We may not have flying cars yet, but the nanobots from sci-fi movies and TV shows are basically a reality (1). What’s more, a new, biological type of nanobots has recently been created.
Made by scientists from the University of Vermont and the Tufts University, the “xenobots” are actually living and self-healing microscopic “robots” made from frog embryo stem cells. They are called xenobots because they were created from the African clawed from Xenopus laevis.
The little biological machines are less than a millimeter wide (<0.04 inches), they can walk and swim, they can traverse most of our bodies’ internal systems, they can survive for weeks without food, they can self-heal, and they can be used for multiple applications.
Created by the frogs’ embryo stem cells, these xenobots are crafted into different “body forms” by a supercomputer and can serve multiple different purposes. As the scientists from the University of Vermont put it, the xenobots are essentially entirely new forms of life that don’t exist in nature (2).
“These are novel living machines,” said one of the lead researchers, Joshua Bongard. “They’re neither a traditional robot nor a known species of animal. It’s a new class of artifact: a living, programmable organism.”
The study was partially funded by DARPA – the Defense Advanced Research Projects Agency – and according to it the xenobots can serve various functions such as introducing medicine into our bodies, cleansing us from chemicals, cleaning plastic from the oceans, cleaning radioactive waste, cleaning our arteries from plaque, and much more.
What’s more, scientists also hope that the xenobots can help them learn even more about advanced cell biology.

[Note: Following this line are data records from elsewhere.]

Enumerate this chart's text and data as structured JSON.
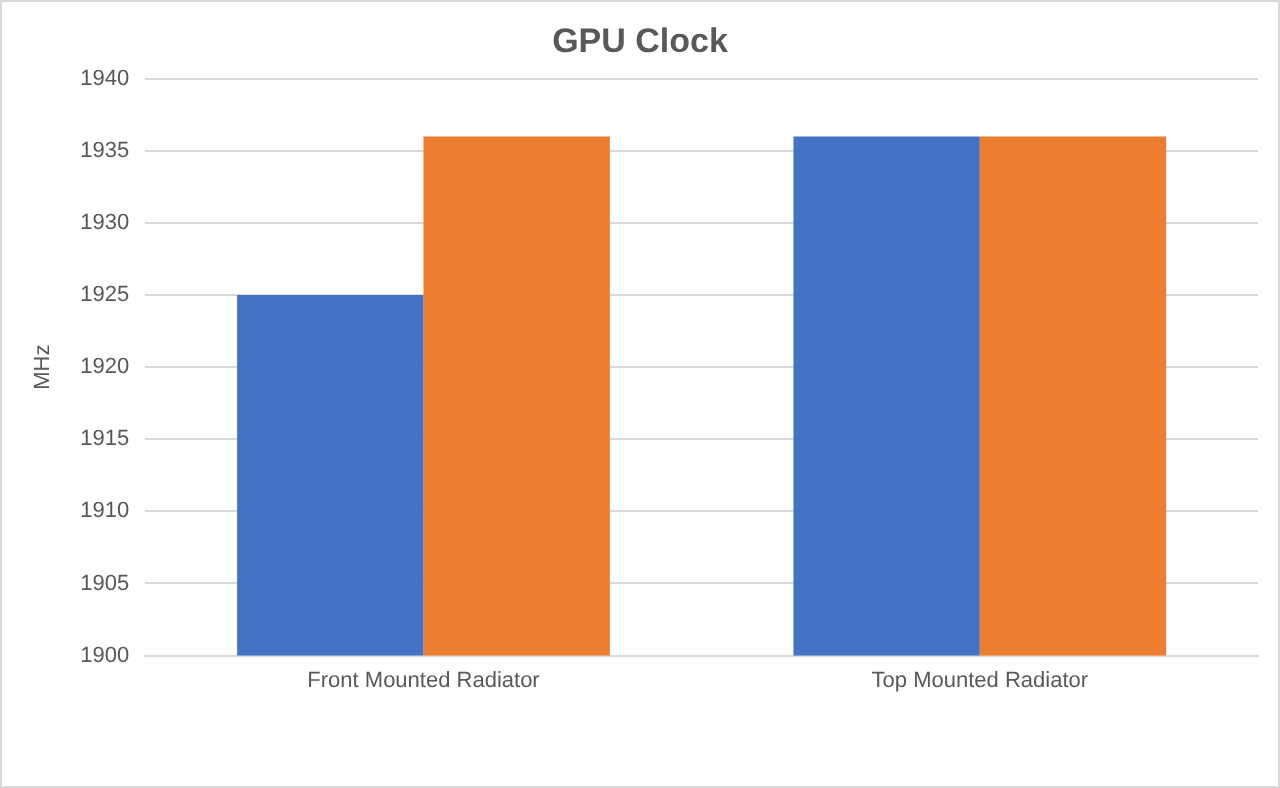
{
  "chart_data": {
    "type": "bar",
    "title": "GPU Clock",
    "ylabel": "MHz",
    "categories": [
      "Front Mounted Radiator",
      "Top Mounted Radiator"
    ],
    "series": [
      {
        "color": "#4472c4",
        "values": [
          1925,
          1936
        ]
      },
      {
        "color": "#ed7d31",
        "values": [
          1936,
          1936
        ]
      }
    ],
    "ylim": [
      1900,
      1940
    ],
    "yticks": [
      1900,
      1905,
      1910,
      1915,
      1920,
      1925,
      1930,
      1935,
      1940
    ],
    "grid": "y",
    "legend": false
  }
}
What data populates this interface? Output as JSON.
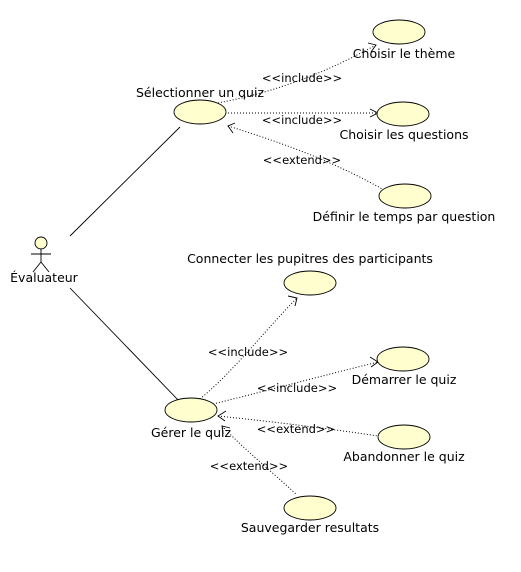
{
  "actor": {
    "label": "Évaluateur"
  },
  "use_cases": {
    "choisir_theme": "Choisir le thème",
    "selectionner_quiz": "Sélectionner un quiz",
    "choisir_questions": "Choisir les questions",
    "definir_temps": "Définir le temps par question",
    "connecter_pupitres": "Connecter les pupitres des participants",
    "demarrer_quiz": "Démarrer le quiz",
    "gerer_quiz": "Gérer le quiz",
    "abandonner_quiz": "Abandonner le quiz",
    "sauvegarder_resultats": "Sauvegarder resultats"
  },
  "relations": {
    "include_theme": "<<include>>",
    "include_questions": "<<include>>",
    "extend_temps": "<<extend>>",
    "include_connecter": "<<include>>",
    "include_demarrer": "<<include>>",
    "extend_abandonner": "<<extend>>",
    "extend_sauvegarder": "<<extend>>"
  },
  "colors": {
    "use_case_fill": "#fefece",
    "stroke": "#000000"
  }
}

“If we could make 3D biological form on demand, we could repair birth defects, reprogram tumors into normal tissue, regenerate after traumatic injury or degenerative disease, and defeat aging,” reads the research (3). According to the scientists, this research could have “a massive impact on regenerative medicine (building body parts and inducing regeneration.)”
Of course, practical application, particularly on any significant mass scale is still left for the future. There are lots of unknowns that need to be considered with both the biological side of things and the AI of the supercomputer that’s used to design the xenobots. Nevertheless, research like that shows how fascinating the future can be.